I’m making one request to gpt-4o-mini in the Playground. The request has one 838x815 image (black and white with text) and a 30-word prompt. In the Usage display I see that this one request costs 153491 input tokens. Is this correct?
Hi,
Welcome to the forum.
As I understand it:
Text generation works out at about 4 bytes per token
However for images tokens work based on complexity of generation for the image or for vision
There is more information on the pricing page
85 + (170 * 4) = 765
x33.33 token price factor = 25500
tokens on gpt-4o-mini
Doesn’t add up. Until you multiply that by 6
.
Be mindful that past “chat” images also are counted again.
Any internal iterations during tool use means API context inputs for images
is counted again by context again being sent to another API model call.
This should be communicated clearly:
Don’t use gpt-4o-mini
for images
It costs twice as much as using gpt-4o
Developers don’t get to offer a cheap vision product
- The free images come with a free ChatGPT account that can prompt you to upgrade OpenAI services.
That was it! It wasn’t obvious to me but indeed in the Playground UI all the previous requests are apparently sent along with the last request. The token count makes sense now after I clicked ‘Clear’, Usage shows ~25k input tokens per request.
Thanks for the replies. Given that mini is not that cheap with images, I’ll switch to another model.
I would think that is a bug… why would they send the image again in playground and know of that (in ChatGPT this is not the case) and leave it like that?
I mean that will also change the whole conversation - can even bring the model completely out of context… Let’s say you have an image with a duck and a dog and they are exactly the same size and you prompt something like which of the animals needs more space? … then sometimes it could refer to “space inside the image” or “space inside the real world” and then in next prompt you have a calculation based on that outcome… and then in the end you will add the last image and ask for the final result and it will be completely different…

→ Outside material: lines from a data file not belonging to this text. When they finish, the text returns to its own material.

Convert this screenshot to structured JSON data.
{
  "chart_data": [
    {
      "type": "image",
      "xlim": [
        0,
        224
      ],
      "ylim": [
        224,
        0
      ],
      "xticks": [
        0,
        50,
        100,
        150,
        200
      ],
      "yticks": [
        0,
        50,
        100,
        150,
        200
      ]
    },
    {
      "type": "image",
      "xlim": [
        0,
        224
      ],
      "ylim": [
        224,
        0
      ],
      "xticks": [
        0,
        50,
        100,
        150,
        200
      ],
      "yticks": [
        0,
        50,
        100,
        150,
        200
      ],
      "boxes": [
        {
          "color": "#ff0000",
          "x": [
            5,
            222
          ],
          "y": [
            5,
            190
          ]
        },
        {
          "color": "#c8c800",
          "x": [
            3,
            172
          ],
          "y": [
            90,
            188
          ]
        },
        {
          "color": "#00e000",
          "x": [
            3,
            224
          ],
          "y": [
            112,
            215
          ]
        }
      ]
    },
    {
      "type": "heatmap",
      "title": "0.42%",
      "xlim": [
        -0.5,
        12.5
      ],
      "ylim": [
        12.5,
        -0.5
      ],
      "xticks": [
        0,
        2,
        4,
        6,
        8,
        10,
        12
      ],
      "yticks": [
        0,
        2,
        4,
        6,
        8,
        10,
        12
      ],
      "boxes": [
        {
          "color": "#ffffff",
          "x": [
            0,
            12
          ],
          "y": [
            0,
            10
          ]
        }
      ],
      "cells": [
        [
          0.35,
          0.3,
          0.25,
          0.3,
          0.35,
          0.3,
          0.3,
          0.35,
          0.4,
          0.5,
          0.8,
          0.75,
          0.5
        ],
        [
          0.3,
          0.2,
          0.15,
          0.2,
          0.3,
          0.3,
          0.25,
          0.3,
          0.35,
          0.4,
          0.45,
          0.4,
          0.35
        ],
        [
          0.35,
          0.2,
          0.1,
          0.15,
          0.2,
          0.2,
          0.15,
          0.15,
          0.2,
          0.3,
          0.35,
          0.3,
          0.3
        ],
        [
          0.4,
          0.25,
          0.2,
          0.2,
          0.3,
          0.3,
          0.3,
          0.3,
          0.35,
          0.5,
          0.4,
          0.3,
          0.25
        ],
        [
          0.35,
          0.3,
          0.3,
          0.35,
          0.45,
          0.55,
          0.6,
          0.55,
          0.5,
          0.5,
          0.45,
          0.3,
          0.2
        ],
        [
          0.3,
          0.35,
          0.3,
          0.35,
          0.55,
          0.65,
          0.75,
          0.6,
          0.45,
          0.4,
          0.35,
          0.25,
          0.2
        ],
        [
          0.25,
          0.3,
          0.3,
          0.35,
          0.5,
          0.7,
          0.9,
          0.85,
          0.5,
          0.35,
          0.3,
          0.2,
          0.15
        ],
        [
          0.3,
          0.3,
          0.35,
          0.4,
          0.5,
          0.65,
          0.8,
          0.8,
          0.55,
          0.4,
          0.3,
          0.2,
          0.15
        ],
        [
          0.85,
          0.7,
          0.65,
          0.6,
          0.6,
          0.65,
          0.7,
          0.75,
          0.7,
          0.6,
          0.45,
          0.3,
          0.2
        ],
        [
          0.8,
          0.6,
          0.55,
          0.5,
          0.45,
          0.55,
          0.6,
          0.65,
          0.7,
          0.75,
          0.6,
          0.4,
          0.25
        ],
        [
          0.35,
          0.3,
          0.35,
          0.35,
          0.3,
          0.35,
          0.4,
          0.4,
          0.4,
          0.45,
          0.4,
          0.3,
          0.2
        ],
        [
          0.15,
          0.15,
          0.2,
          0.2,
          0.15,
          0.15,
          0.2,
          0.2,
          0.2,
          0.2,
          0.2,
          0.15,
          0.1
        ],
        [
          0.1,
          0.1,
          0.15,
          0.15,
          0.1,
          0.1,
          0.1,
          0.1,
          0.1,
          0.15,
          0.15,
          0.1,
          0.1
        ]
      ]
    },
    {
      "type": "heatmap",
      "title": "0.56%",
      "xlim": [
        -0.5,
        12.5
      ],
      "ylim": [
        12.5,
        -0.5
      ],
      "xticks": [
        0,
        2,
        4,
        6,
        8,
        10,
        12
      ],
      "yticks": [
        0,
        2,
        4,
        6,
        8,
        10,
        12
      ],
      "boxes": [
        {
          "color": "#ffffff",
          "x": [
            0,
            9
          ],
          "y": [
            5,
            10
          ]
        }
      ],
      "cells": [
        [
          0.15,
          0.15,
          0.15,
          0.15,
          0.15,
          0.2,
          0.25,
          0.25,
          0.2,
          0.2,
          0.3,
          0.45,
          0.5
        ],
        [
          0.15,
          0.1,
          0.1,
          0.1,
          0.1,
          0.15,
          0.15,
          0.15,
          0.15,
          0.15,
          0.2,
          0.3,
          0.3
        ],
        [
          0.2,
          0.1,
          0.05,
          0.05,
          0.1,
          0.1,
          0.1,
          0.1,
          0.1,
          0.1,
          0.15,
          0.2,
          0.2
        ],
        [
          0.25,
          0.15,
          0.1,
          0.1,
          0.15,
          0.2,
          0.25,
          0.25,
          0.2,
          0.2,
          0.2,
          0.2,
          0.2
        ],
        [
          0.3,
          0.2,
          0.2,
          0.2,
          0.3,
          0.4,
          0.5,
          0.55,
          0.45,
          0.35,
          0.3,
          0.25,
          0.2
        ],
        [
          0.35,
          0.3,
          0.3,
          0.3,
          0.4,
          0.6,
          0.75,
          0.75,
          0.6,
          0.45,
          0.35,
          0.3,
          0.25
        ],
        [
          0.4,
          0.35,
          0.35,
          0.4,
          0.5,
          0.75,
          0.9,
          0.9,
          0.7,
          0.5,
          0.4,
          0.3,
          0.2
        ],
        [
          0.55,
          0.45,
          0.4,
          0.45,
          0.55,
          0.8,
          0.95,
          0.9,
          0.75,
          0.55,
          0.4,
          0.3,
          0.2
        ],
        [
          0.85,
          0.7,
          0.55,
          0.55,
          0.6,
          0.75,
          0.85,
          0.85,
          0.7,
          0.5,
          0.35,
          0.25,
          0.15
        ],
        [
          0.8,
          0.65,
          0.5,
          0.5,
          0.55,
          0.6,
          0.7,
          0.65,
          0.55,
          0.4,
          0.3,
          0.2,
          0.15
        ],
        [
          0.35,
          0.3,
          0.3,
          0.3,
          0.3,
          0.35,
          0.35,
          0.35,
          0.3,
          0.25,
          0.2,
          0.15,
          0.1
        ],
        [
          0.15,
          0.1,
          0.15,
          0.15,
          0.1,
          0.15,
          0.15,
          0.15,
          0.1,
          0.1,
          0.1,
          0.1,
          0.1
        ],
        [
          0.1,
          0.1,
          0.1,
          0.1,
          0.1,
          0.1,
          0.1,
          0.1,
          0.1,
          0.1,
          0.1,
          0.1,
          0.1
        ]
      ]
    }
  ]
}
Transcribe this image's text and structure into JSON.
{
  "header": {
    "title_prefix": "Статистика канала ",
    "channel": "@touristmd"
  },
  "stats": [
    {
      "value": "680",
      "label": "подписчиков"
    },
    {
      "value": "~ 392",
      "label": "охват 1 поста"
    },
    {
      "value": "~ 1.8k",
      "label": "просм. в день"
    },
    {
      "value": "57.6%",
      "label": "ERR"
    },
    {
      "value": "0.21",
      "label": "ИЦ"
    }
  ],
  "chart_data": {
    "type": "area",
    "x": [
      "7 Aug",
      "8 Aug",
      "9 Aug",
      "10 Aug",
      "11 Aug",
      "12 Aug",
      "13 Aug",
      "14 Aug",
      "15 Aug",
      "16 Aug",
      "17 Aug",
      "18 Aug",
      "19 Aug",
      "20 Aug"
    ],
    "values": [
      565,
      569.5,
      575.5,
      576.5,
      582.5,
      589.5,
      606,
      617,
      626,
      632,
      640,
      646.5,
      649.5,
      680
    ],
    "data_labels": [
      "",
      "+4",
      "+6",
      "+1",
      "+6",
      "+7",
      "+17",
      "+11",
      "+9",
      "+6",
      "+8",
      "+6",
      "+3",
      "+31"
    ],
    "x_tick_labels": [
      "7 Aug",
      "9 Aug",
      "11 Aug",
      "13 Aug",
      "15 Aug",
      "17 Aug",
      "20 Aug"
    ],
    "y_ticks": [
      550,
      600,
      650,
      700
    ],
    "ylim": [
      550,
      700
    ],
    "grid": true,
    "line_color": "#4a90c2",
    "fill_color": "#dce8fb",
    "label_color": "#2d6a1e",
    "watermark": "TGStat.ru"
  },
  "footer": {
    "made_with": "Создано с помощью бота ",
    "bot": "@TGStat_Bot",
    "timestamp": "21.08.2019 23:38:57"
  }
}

And it is not uncommon in the USA to measure stuff with objects… like “this building is 7453 hot dogs tall”…
ok, the single interactions are not recreated… of course so maybe i was thinking wrongly here… but still there should be some sort of conflict in the result when adding the images instead of the result of the first recognition.

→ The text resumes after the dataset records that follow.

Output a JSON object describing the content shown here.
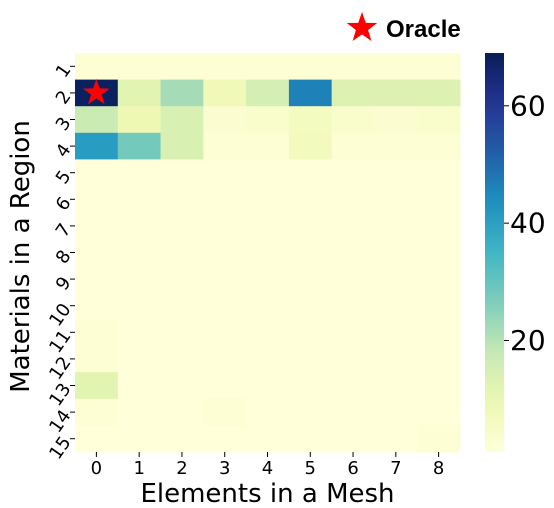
{
  "chart_data": {
    "type": "heatmap",
    "xlabel": "Elements in a Mesh",
    "ylabel": "Materials in a Region",
    "x_categories": [
      "0",
      "1",
      "2",
      "3",
      "4",
      "5",
      "6",
      "7",
      "8"
    ],
    "y_categories": [
      "1",
      "2",
      "3",
      "4",
      "5",
      "6",
      "7",
      "8",
      "9",
      "10",
      "11",
      "12",
      "13",
      "14",
      "15"
    ],
    "values": [
      [
        2,
        2,
        2,
        2,
        2,
        2,
        2,
        2,
        2
      ],
      [
        68,
        12,
        22,
        8,
        15,
        46,
        13,
        13,
        13
      ],
      [
        17,
        9,
        14,
        3,
        4,
        6,
        4,
        3,
        4
      ],
      [
        41,
        28,
        14,
        2,
        2,
        7,
        2,
        2,
        2
      ],
      [
        1,
        1,
        1,
        1,
        1,
        1,
        1,
        1,
        1
      ],
      [
        1,
        1,
        1,
        1,
        1,
        1,
        1,
        1,
        1
      ],
      [
        1,
        1,
        1,
        1,
        1,
        1,
        1,
        1,
        1
      ],
      [
        1,
        1,
        1,
        1,
        1,
        1,
        1,
        1,
        1
      ],
      [
        1,
        1,
        1,
        1,
        1,
        1,
        1,
        1,
        1
      ],
      [
        1,
        1,
        1,
        1,
        1,
        1,
        1,
        1,
        1
      ],
      [
        2,
        1,
        1,
        1,
        1,
        1,
        1,
        1,
        1
      ],
      [
        2,
        1,
        1,
        1,
        1,
        1,
        1,
        1,
        1
      ],
      [
        12,
        1,
        1,
        1,
        1,
        1,
        1,
        1,
        1
      ],
      [
        2,
        1,
        1,
        2,
        1,
        1,
        1,
        1,
        1
      ],
      [
        1,
        1,
        1,
        1,
        1,
        1,
        1,
        1,
        2
      ]
    ],
    "colorbar": {
      "colormap": "YlGnBu",
      "range": [
        1,
        69
      ],
      "ticks": [
        20,
        40,
        60
      ]
    },
    "marker": {
      "label": "Oracle",
      "x": "0",
      "y": "2",
      "color": "#ff0000"
    }
  }
}
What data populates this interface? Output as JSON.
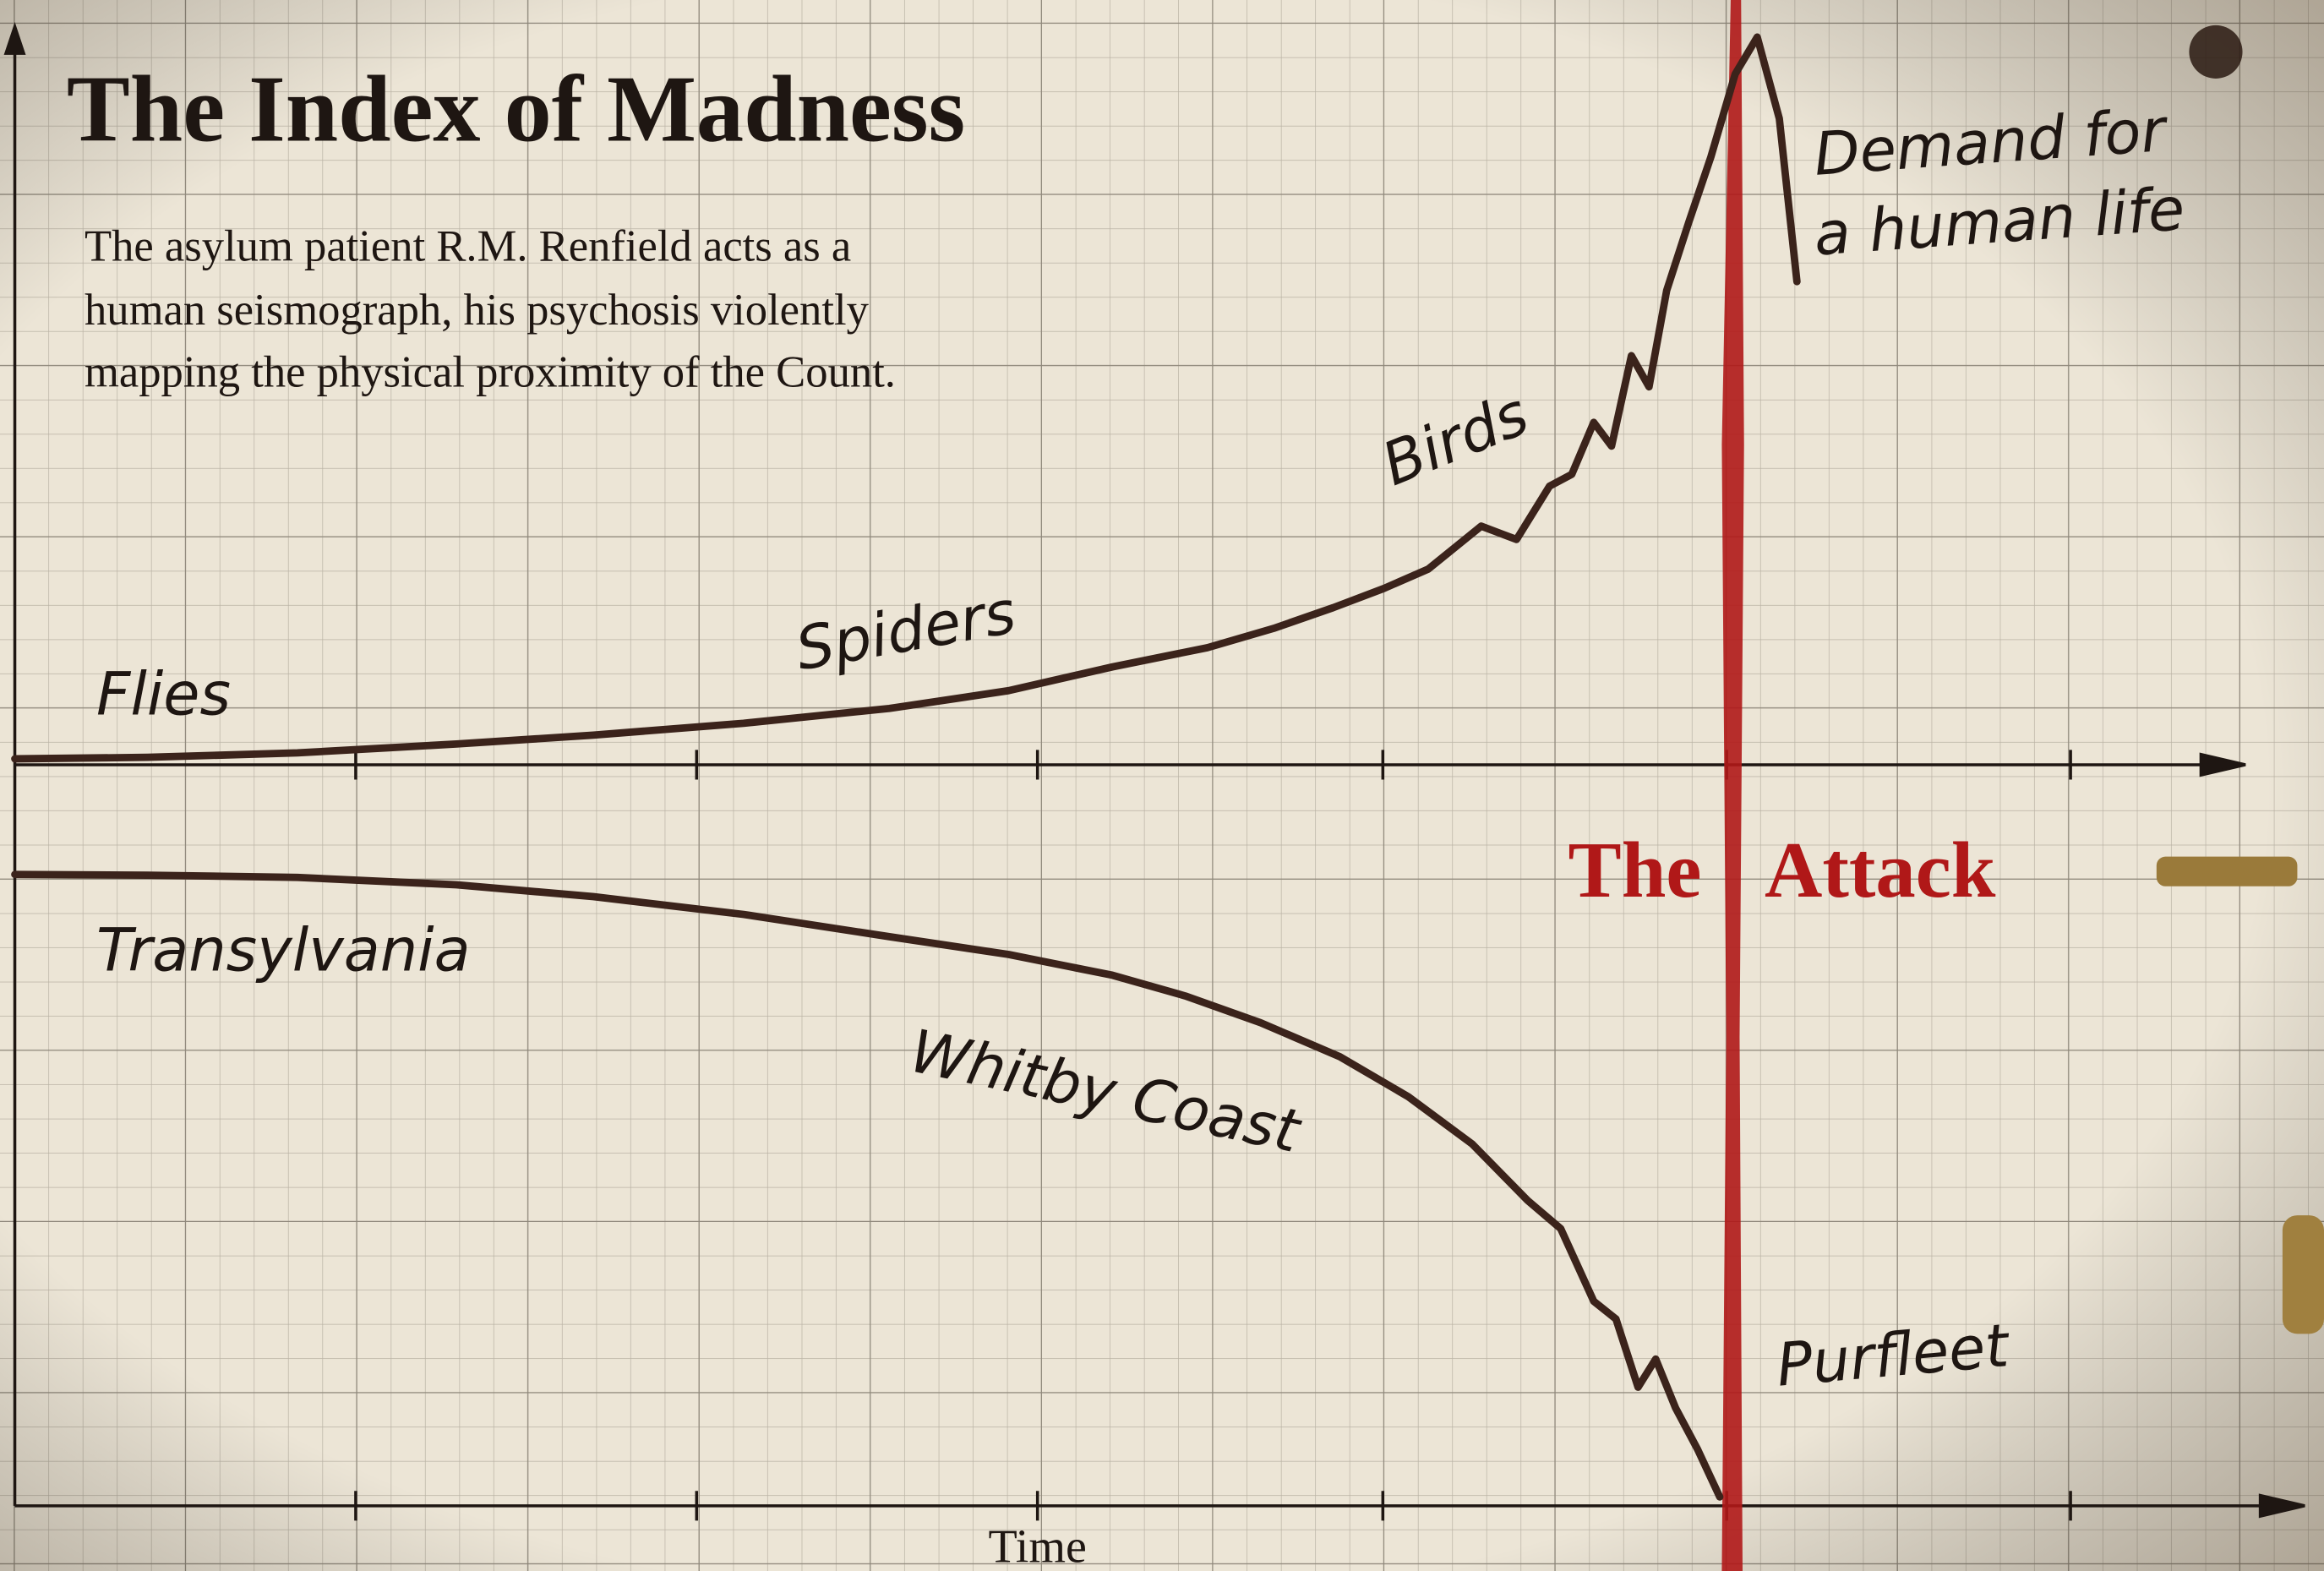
{
  "chart_data": {
    "type": "line",
    "title": "The Index of Madness",
    "subtitle_lines": [
      "The asylum patient R.M. Renfield acts as a",
      "human seismograph, his psychosis violently",
      "mapping the physical proximity of the Count."
    ],
    "x_label": "Time",
    "xlim": [
      0,
      100
    ],
    "ylim": [
      -100,
      100
    ],
    "series": [
      {
        "color": "#3b231b",
        "x": [
          0,
          6,
          12.8,
          20,
          26.2,
          33,
          39.6,
          45,
          49.7,
          54,
          57,
          59.7,
          62,
          64,
          66.4,
          68,
          69.5,
          70.5,
          71.5,
          72.3,
          73.2,
          74,
          74.8,
          75.8,
          76.8,
          77.9,
          78.9,
          79.9,
          80.7
        ],
        "values": [
          0.8,
          1,
          1.6,
          2.8,
          4,
          5.6,
          7.6,
          10,
          13.2,
          15.8,
          18.4,
          21.2,
          23.8,
          26.4,
          32.2,
          30.4,
          37.6,
          39.2,
          46.2,
          43,
          55.2,
          51,
          64,
          73.2,
          82,
          93.2,
          98.2,
          87.2,
          65.2
        ]
      },
      {
        "color": "#3b231b",
        "x": [
          0,
          6,
          12.8,
          20,
          26.2,
          33,
          39.6,
          45,
          49.7,
          53,
          56.4,
          60,
          63.1,
          66,
          68.5,
          70,
          71.5,
          72.5,
          73.5,
          74.3,
          75.2,
          76.2,
          77.2
        ],
        "values": [
          -14.8,
          -14.9,
          -15.2,
          -16.2,
          -17.8,
          -20.2,
          -23.2,
          -25.6,
          -28.4,
          -31.2,
          -34.8,
          -39.4,
          -44.8,
          -51.2,
          -58.8,
          -62.6,
          -72.4,
          -74.8,
          -84,
          -80.2,
          -86.8,
          -92.4,
          -98.8
        ]
      }
    ],
    "annotations": [
      "Flies",
      "Spiders",
      "Birds",
      "Transylvania",
      "Whitby Coast",
      "Purfleet"
    ],
    "demand_lines": [
      "Demand for",
      "a human life"
    ],
    "event": {
      "label": "The Attack",
      "x": 77.9,
      "color": "#b01818"
    }
  }
}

A conversation history is just that: A record of what has happened before.
Imagine this:
User: what’s in this image {image}
assistant: a dog
User: what’s in this image {image}
assistant: a cat
User: what do these two images have in common?
assistant: I’m sorry, I did not receive any images.

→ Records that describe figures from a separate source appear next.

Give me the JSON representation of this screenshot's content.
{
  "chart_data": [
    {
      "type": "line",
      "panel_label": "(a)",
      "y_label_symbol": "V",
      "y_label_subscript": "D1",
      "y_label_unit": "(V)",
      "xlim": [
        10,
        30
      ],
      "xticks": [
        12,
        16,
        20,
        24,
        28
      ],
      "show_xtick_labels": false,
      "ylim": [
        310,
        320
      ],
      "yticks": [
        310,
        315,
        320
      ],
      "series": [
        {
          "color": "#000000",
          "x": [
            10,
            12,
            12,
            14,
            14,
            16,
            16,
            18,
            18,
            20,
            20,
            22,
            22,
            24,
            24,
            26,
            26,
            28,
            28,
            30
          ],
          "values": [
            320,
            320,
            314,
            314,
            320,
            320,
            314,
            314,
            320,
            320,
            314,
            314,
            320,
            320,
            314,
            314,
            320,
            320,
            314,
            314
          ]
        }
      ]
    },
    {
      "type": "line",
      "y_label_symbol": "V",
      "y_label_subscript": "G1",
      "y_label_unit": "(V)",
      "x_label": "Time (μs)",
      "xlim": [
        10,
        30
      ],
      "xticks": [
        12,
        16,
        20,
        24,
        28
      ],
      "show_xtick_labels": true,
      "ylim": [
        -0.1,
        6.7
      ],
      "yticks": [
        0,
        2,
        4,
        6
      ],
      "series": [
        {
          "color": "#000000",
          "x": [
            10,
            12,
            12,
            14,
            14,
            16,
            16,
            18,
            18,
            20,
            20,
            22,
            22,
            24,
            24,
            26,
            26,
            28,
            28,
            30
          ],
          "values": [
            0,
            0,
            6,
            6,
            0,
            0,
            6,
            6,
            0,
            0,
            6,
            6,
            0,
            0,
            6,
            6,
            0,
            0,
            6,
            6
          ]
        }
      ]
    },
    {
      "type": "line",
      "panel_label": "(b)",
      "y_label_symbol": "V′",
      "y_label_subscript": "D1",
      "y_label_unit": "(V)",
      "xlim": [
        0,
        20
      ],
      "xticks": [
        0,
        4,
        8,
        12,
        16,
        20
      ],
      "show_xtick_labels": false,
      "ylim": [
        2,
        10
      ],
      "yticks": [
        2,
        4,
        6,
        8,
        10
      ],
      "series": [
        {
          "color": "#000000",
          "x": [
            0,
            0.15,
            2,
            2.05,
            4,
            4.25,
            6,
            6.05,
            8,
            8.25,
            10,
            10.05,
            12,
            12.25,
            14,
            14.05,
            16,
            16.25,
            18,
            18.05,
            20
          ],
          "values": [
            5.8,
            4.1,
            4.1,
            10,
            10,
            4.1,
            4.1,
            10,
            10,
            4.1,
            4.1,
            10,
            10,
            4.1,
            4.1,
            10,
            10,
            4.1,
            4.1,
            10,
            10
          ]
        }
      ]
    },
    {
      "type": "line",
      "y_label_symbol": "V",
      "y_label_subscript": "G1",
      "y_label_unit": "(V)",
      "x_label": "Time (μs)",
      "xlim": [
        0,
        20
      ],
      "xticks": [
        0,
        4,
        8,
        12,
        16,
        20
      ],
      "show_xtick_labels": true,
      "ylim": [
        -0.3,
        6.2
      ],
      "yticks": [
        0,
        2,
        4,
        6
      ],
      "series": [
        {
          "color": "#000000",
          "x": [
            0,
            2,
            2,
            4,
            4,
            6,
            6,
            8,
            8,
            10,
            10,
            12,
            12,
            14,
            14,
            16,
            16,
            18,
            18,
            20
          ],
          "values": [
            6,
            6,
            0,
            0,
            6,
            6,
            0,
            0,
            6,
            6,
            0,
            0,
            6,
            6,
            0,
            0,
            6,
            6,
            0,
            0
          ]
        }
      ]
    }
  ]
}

That’s you with no conversation history.
With conversation history, the first user message cost one image, the second one cost two images, and the third also had two images sent to the API.
The chat playground allows one to press “submit” without the basic understanding that everything seen is sent again.
assistant: I’m sorry, I did not receive any images. << this response is kind of strange - since from the conversation history it knows it had received two images and it could compare the two inferencences…
the “I’m sorry, I did not receive any images.” looks more like a huge overfit or even something hardcoded in the models code.
I demonstrate why a conversation history is necessary, and why if you are creating a API chatbot to which the user can provide images, why you would need to continue sending images back for future API calls. Who knows when the user might refer back to a past image?
The AI model won’t be all that confused about pictures of dogs and cats in the past when you then proceed to have it continue with other questions or other images.
This topic is about the cost - why they were billed for six images when interacting in the playground. Likely because of a growing chat that was sending more past images back.